Ainda que não ganhe em votos no público interno, a candidatura alternativa à reserva de mercado governista na disputa pela presidência da Câmara já obteve uma vitória de peso para o público externo: a realização do debate entre os três candidatos amanhã, com transmissão ao vivo pela TV Câmara e demais emissoras interessadas.
O acontecimento é inédito e só ocorrerá porque a chamada terceira via forçou a mão. Há duas semanas, o deputado Raul Jungmann teve a idéia, fez os convites, mas foi atropelado por uma denúncia do Ministério Público em processo por desvio de finalidade no uso de verbas de publicidade quando era ministro da Reforma Agrária.
Quando o grupo escolheu o tucano Gustavo Fruet como representante na disputa, o candidato à reeleição, Aldo Rebelo, adotou a proposta que, assim, ganhou dimensão. O petista Arlindo Chinaglia ainda tentou criar uma dificuldade (não queria o debate conjunto, mas em duplas) para ver se obtinha a facilidade de não se ver obrigado a comparecer, mas acabou aceitando.
Portanto, a partir de amanhã, a eleição da Câmara deixa de ser uma questão interna para ser o que realmente é: um assunto de interesse nacional, visto que o eleito, além de ser o segundo (depois do vice) na linha de sucessão da Presidência da República, tem o poder de mandar chover e fazer sair sol dentro da Câmara dos Deputados.
Há o colégio de líderes, mas a palavra final é do presidente na definição do que entra ou deixa de entrar na pauta de votações; na indicação de relatores para medidas provisórias; na resolução de impasses; na indicação de parlamentares para viagens oficiais ao exterior; na criação de comissões especiais para o exame de emendas à Constituição.
Além disso, administra um orçamento de R$ 3 bilhões, fala de igual para igual com os presidentes da República e do Supremo Tribunal Federal e decide sozinho sobre pedidos de abertura de processos de impeachment contra o chefe da Nação.

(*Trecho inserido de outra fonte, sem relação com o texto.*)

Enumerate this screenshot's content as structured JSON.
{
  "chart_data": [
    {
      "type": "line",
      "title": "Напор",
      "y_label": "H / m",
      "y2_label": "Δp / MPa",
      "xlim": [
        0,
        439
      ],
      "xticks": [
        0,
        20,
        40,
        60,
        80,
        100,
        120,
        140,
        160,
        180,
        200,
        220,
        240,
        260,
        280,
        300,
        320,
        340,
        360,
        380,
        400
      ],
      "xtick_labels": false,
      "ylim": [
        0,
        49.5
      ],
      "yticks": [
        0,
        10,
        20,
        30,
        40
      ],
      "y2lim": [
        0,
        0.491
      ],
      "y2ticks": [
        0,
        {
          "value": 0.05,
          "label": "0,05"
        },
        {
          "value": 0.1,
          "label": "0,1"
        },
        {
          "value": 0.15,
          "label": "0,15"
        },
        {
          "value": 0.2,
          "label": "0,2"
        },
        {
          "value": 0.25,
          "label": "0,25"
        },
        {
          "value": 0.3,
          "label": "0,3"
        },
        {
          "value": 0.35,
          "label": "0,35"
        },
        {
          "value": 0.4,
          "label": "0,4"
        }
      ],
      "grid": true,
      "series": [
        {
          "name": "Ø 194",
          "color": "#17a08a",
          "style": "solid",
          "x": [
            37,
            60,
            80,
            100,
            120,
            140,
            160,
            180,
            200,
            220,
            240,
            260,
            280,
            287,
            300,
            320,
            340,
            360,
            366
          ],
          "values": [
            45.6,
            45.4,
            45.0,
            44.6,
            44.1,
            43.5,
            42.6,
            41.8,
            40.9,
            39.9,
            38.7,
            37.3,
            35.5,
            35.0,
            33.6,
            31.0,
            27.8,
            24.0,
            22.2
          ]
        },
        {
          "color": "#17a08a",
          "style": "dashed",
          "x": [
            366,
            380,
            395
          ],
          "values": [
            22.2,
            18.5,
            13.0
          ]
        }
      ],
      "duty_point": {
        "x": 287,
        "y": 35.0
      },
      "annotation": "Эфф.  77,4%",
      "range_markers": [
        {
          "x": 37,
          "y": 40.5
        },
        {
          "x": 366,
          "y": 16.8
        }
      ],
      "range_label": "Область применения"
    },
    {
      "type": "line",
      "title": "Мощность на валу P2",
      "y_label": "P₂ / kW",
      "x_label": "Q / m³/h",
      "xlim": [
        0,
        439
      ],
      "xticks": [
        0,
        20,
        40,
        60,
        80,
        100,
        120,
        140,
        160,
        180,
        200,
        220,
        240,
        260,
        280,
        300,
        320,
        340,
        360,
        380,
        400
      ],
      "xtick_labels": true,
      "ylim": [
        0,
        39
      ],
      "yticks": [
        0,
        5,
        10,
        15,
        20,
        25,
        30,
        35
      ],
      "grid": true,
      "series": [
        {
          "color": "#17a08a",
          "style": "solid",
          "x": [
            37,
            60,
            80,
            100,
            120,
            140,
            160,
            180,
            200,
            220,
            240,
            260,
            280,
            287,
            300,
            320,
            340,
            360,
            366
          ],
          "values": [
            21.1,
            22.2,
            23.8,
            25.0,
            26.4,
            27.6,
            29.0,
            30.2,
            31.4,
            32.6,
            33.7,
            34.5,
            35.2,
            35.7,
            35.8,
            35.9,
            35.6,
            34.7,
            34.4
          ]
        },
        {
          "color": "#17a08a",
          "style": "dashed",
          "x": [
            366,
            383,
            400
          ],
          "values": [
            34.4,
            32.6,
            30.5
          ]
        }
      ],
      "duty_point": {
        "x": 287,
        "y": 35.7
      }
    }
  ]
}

Até agora, a escolha do deputado (ou deputada) que detém todo esse poder era, de maneira deformada, tida como uma questão de interesse exclusivo da corporação. No Senado, onde também haverá eleição, ainda é assim. E continuará sendo até que apareça um grupo interessado em mudar as coisas, como ocorreu agora na Câmara.
Se os 'alternativos' não tivessem aparecido como força de reação ao intenso processo de desmoralização do Poder Legislativo, muito provavelmente não veríamos amanhã três candidatos à presidência dando satisfações à opinião pública a respeito de suas propostas para a condução da Casa.
Isso influirá no voto do colegiado? Talvez sim, talvez não. Mas só de alterar a lógica da disputa e ferir o conceito 'interna corporis' já é um avanço e tanto.
Morreu de velho
Está decidido: a oposição vai arquivar a proposta de revogar o instituto da reeleição.
Aliás, não vai mexer com assuntos institucionais tão cedo. Chegou ao entendimento de que não é bom permitir a abertura de brechas para temas como terceiro mandato e que tais.
Nas conversas entre partidos, lembram que Lula não quis assinar o documento preparado por um grupo de juristas no ano passado, pelo qual o governo se comprometeria a não tomar a iniciativa de propor a convocação de uma Assembléia Nacional Constituinte, alegadamente para tratar da reforma política.
Na época, o assessor especial Marco Aurélio Garcia justificou que o governo não poderia se comprometer com algo que tolhesse uma futura demanda da sociedade.
Mas o documento não implicava repúdio à Constituinte em qualquer hipótese. Só dizia que o governo não tomaria a iniciativa.
Revanche
Por causa de sua atuação na CPI dos Sanguessugas e na reação contra o aumento de 90% nos subsídios, Raul Jungmann não é exatamente uma figura popular no Congresso.
Comenta-se corredores adentro que qualquer processo contra ele, resultante da denúncia do Ministério Público, será examinado com rigor reservado aos inimigos.
Se aos amigos foi dado o beneplácito das brechas da lei para permitir absolvições, Jungmann, avisam, não terá nem o benefício da dúvida.
Arremedo democrático
Ao declarar, em Davos, que o presidente da Venezuela, Hugo Chávez, não representa uma 'perturbação' para a América Latina, o presidente Lula ressaltou que Chávez foi eleito de forma democrática por três vezes consecutivas.
Deixou de lado o fato de que governos democráticos não se caracterizam apenas pela forma como é eleito o presidente, mas, sobretudo, pela maneira como governa e lida com as instituições do país.
De mais a mais, só o fato de o venezuelano ter sido eleito três vezes ao custo de alterações constitucionais e da construção de apoios majoritários a partir da submissão dos Poderes Judiciário e Legislativo e do aniquilamento da oposição já torna a normalidade institucional da Venezuela, no mínimo, questionável.